By Gary Grossman
The Daily Item
Last week, I started counting the number of times the term “meth” or “meth lab” appeared on the front of The Press-Enterprise, published out of Bloomsburg. It got to 10 or 12 before I did not know whether to include stories about overdosing on heroin.
Somebody at the Press-Enterprise could have been counting the number of times homicide or murder was appearing in our page one, as we followed the saga of newlyweds from North Carolina who arrived here last fall and were charged in the gruesome murder of a Valley resident whose body was deposited in Sunbury.
Underneath those headlines, at times, were some fairly ordinary occurrences. One Bloomsburg story, for example, reported that only seven meth labs had been uncovered in Berwick last year, down from the previous annual count. Progress.
Another was about how young people were acting to combat the impression of their hometown becoming known as “Methwick.”
As regular readers know, a chunk of our stories about the accused Barbour honeymooners were devoted to security at the Northumberland County Prison, where officials could not figure out how to both observe rights preserved in the constitution and keep their high-profile prisoner from blabbing to the press.
There is no precise calculation of the relationship between what is reported and what then becomes reportable.
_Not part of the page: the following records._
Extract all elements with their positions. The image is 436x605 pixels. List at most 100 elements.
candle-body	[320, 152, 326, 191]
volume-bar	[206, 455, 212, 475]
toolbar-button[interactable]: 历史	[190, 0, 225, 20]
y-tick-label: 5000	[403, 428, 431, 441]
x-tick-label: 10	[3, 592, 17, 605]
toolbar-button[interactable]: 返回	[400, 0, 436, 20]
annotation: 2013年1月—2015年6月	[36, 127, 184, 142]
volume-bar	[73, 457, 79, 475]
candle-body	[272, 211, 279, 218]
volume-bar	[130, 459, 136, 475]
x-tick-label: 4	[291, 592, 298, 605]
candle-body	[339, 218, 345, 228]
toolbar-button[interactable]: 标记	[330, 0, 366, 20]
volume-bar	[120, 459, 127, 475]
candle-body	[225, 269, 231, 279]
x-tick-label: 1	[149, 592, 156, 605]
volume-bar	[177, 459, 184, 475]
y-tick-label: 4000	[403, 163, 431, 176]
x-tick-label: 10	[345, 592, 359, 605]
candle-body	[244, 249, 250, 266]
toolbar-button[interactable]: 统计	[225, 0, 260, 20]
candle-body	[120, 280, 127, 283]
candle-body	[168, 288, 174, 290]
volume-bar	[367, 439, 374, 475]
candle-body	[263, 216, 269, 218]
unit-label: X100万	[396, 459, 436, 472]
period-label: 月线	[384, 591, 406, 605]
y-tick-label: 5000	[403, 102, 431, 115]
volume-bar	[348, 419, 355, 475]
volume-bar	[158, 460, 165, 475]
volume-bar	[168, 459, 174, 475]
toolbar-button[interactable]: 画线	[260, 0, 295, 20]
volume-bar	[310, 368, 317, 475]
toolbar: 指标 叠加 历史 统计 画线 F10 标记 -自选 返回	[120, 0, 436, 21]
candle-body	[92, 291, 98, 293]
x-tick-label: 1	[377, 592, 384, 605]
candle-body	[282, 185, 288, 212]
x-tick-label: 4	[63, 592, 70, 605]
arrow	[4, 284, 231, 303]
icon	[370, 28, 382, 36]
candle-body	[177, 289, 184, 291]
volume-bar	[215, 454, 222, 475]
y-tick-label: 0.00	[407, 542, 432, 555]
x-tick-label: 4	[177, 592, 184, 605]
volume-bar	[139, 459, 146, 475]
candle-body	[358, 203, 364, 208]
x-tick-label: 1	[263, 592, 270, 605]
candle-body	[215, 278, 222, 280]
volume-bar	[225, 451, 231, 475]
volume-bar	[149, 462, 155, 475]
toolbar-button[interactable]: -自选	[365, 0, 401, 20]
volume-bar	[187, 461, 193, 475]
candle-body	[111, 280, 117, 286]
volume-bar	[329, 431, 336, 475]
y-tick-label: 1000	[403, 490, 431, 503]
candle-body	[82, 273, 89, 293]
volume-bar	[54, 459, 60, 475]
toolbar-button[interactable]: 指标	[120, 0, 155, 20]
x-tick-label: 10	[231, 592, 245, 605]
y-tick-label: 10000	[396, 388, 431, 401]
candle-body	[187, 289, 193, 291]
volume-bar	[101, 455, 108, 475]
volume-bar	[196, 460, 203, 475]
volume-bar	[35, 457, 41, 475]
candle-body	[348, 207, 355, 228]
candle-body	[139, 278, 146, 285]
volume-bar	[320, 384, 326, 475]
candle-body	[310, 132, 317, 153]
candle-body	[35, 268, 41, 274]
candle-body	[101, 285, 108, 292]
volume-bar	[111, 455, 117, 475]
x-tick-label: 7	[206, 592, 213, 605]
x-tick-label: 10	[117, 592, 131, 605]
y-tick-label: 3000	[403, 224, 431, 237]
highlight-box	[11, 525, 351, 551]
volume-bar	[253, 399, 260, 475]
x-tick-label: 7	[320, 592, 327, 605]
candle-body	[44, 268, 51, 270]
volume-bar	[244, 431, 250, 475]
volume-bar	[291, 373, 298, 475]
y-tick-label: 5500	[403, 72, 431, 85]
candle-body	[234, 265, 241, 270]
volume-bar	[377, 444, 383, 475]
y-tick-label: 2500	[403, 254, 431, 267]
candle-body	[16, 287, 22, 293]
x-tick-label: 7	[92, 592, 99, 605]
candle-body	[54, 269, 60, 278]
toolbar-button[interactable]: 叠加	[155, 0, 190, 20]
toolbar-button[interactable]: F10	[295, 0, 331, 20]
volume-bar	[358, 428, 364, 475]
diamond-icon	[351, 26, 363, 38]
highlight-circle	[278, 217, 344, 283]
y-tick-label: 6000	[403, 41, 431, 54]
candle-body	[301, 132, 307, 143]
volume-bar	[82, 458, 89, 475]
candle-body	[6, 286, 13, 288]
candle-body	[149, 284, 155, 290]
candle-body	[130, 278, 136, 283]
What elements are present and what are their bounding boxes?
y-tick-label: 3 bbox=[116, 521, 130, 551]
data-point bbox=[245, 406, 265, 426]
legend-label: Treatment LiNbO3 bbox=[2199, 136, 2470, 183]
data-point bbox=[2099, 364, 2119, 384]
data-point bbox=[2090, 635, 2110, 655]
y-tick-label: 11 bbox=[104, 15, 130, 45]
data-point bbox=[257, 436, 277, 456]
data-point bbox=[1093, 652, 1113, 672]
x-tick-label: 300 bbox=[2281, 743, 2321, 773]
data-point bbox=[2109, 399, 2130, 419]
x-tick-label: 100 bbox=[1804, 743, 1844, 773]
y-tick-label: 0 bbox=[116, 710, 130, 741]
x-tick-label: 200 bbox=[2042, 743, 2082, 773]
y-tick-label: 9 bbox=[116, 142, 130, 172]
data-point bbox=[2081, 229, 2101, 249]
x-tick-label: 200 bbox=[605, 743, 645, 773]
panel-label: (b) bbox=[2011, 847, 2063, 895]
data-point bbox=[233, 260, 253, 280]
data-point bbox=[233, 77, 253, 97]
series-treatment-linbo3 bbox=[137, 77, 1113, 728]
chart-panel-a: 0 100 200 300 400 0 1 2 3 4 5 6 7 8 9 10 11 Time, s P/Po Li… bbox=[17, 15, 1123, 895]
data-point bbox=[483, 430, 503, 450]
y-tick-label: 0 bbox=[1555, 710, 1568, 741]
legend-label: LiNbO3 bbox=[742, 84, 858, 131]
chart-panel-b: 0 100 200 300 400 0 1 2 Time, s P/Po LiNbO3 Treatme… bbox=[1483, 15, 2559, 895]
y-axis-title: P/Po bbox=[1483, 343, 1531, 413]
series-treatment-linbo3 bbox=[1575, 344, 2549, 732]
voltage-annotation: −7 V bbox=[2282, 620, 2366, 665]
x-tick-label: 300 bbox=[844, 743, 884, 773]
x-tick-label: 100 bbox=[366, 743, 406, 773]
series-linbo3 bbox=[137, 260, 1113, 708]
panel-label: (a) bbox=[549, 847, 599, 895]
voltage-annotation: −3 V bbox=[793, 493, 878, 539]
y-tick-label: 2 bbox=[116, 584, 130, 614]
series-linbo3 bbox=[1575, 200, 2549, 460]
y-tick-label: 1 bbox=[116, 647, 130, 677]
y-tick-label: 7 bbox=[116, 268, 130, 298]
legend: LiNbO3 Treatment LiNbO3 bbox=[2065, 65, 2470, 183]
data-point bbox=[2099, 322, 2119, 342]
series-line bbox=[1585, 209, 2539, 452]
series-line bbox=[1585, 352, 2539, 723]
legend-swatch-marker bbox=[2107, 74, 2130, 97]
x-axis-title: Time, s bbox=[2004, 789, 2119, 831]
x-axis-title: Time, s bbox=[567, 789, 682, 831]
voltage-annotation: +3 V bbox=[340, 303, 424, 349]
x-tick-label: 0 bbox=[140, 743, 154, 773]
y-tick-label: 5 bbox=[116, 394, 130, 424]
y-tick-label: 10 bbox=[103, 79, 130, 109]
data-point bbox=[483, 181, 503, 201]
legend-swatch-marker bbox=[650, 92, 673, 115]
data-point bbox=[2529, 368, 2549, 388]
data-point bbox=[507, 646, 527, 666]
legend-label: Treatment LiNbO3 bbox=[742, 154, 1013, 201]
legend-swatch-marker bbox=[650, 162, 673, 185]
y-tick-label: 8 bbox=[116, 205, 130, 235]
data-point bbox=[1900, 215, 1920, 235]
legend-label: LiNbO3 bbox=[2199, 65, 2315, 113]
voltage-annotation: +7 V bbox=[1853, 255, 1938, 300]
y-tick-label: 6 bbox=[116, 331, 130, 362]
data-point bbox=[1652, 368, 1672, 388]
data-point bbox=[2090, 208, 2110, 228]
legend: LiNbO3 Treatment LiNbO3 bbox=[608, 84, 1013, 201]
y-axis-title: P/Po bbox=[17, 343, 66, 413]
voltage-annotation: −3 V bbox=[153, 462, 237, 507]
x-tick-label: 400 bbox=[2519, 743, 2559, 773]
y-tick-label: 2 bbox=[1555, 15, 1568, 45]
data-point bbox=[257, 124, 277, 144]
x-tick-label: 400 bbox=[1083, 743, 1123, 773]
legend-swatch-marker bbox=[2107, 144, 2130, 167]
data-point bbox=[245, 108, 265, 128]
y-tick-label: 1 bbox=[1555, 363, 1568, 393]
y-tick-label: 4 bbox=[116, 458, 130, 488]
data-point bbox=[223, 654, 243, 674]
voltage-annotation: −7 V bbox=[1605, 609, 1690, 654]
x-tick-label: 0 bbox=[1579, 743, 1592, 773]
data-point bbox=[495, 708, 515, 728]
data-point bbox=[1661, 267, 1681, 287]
The media both covers the news and make the news. At times, they cover the news they have made and pretend they are just reporting organic developments.
You watch this happen regularly in what has been called the “echo chamber” of cable television, where Fox News focuses on fringes of the right and MSNBC gets overheated about minor matters on the left.
Suddenly, people are discussing the War on Christmas or the War on Women, two historical improbabilities that occur mainly inside teleprompters.
Cable talkers are designed for this, count on it for ratings and are untroubled by it. We are not. We are designed mainly to validate the ordinariness, not the extremes of our customers’ lives.
How can that be? News is the unusual, the unexpected, the surprising. News is not about all the planes that landed safely.
True. Community newspapers have their share of house fires, auto accidents and convictions for unconventional behavior. But that is not how or why they continue.
Community newspapers spotlight achievements of their readers, the passages and celebrations of lives lived well, from birth to school days, to sports and special talents, then on to educational or career success, marriage, anniversaries, community service and, finally, the departure from this world.
You think all those column inches of honor rolls, deed transfers, police blotter and sports statistics were published to inflame passions? You believe that reporters gravitate naturally toward topics like property tax equalization or waste water management? Not so.
Digital media is changing our relationship — yours and mine. You have invited us into your homes for years partly because we actually respect, appreciate and admire your ordinariness. We are in your tribe, of your clan, sharing your place. Your success is our success.
Second only to mom, dad and grandparents — and maybe a teacher or coach — there are few who cheer louder than your newspaper when a local girl or boy makes good.
Cyber, digital, virtual means life is measurable, bankable, fluid, global and more or less controllable — we are not sure which, based on the prying mainframes of government versus the smart-phone protesters of Kiev, Cairo and Damascus.
Digital publishing tracks readership and measures eyeballs by the nanosecond. It converts home delivery into 24/7 street sales.
Suddenly, everybody is in the hunt for those few souls abducted and probed by aliens who reside mainly in checkout counters of supermarkets or within Area 51.
Eyeballs, over here, we have meth labs! No, look here — natural born killers! Christmas needs protectors! Moms under attack!
Media, now more than message, has tools for defining or creating a future. They have not been designed for that task. They are taking us from our homes and communities into the streets of a future that may be — like the headlines that fund it — breaking bad.
“New normal” emerges every day, which means, so far, it hasn’t lived up to its name. It behaves more like turbulence.
Gary Grossman is the publisher of The Daily Item and The Danville News.